Tuesday, May 10

Shall We?

Ted officially announced his candidancy yesterday. Here is just a brief snippet of what he had to say:

Strickland blamed 15 years of Republicans in the governor's office for what he called an economic tailspin in the state.

``They have governed as if they are trying to get through the next week, the next month or the next year. They have had no vision,'' Strickland said in a telephone conference with Ohio reporters.


``I'm doing this because our great state is in desperate need of change,'' Strickland said. ``I feel that I can't stand by and just let that happen.''

Instead of me preaching to you why I think Ted should be the Democratic nominee and ultimately the Governor, which I will be doing for many months, here is what an editorial had to say in the Ohio University paper, The Post:
Strickland is equipped with a diverse range of skills that would allow him to work with both parties and appeal to voters across party lines. An advocate of veterans' rights, something of a political moderate and possessing a down-home American image, Strickland has the potential to swing votes from individuals that traditionally vote the Republican ticket, all the while maintaining the support of hard-line Democrats in the state. That fact is most clearly illustrated when considering that Strickland has been elected repeatedly in his Southeastern Ohio U.S. representative district, which is a politically diverse area -Athens County, a Democratic stronghold, is surrounded by several largely Republican counties.

Coin-Gate Aftermath

It seems as though the Ohio GOP has gotten away with another huge waste of the public's money. This time, if you haven't already heard, it's through "Coin-gate," first broke by the Toledo Blade. GOPers allowed their top contributor, Tom Noe, to invest over $50 million dollars (by the Ohio Bureau of Workers' Compensation) in a very risky rare-coin fund.

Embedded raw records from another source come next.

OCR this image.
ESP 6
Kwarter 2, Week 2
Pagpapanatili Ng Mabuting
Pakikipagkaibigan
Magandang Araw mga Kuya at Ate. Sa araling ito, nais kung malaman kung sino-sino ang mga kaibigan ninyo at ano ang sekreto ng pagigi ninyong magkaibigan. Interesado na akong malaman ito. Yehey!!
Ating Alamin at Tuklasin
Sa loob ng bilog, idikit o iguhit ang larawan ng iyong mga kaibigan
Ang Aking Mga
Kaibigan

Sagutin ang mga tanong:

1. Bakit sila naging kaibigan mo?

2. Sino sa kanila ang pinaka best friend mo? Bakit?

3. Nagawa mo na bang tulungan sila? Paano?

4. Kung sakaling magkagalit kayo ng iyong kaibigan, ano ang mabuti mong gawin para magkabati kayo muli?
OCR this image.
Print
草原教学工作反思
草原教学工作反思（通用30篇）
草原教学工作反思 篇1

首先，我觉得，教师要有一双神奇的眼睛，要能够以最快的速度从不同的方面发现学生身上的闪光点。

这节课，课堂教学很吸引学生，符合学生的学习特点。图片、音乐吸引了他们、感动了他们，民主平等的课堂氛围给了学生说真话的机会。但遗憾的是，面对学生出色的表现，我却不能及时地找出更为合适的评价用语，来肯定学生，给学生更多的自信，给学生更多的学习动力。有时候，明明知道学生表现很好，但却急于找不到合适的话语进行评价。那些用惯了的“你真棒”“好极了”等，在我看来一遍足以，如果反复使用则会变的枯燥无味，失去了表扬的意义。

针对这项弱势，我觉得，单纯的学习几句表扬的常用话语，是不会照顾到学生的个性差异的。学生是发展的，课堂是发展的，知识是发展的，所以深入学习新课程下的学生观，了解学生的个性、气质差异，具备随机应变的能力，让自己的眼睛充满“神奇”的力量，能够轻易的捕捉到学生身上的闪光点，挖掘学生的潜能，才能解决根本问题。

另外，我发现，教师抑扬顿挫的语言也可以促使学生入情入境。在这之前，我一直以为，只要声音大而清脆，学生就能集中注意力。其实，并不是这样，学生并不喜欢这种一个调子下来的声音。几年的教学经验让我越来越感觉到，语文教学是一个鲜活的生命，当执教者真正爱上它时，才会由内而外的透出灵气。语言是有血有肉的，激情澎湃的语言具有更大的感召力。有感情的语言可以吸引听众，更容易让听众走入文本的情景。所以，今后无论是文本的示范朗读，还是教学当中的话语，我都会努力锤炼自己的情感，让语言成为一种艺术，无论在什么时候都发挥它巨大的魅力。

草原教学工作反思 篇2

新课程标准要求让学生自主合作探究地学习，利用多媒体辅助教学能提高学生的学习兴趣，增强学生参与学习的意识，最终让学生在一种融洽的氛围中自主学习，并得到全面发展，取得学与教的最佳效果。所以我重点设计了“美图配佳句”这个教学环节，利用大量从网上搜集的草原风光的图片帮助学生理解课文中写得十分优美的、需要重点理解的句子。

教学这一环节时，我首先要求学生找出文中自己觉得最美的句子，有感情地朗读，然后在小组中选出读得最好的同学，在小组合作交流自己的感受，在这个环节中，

Noe then went on to lose some of those rare-coins. Regardless of that fact, Coin-gate shows how the OGOP is willing to use the public's money recklessly and wastefully. Not only was the rare-coin fund extremely risky but it was also headed by Noe, a Bush Pioneer who was one of the largest contributors in the state. Anyone else think there is a little conflict of interest?

OGOP has announced that they're getting out of the coin business (via the Blade):

State officials yesterday said they are halting a controversial investment in two rare-coin funds controlled by Tom Noe, a prominent Toledo-area Republican fund-raiser and coin dealer.

The Ohio Bureau of Workers' Compensation announced that it will dissolve the $50 million investment "over a reasonable period of time sufficient to protect the state's investment."

The agency did not say how long that would take.

"We had concerns about the ability of the managers to commit the necessary time and resources to make it profitable," said Jeremy Jackson, the bureau's press secretary.

Too bad all the damage has already been done. I mean, it took them this long to determine that it may not be profitable? Shouldn't they be doing that sort of research and work before the initial investment? I guess it was fine though, because a Republican was running the show. And we all know how well Republican's handle money in this state. They must have thought it was a guaranteed investment.

Undoubtedly, this leaves open a huge opportunity for every Democratic candidate for Governor, whether it be Ted or not, to pound away at the OGOP establishment in Ohio. It also is important for other 'down-ballot' nominees. Democrats have been given a unique opportunity in this state to completely crush a fumbling and inept Republican Party. Time to seize the opportunity.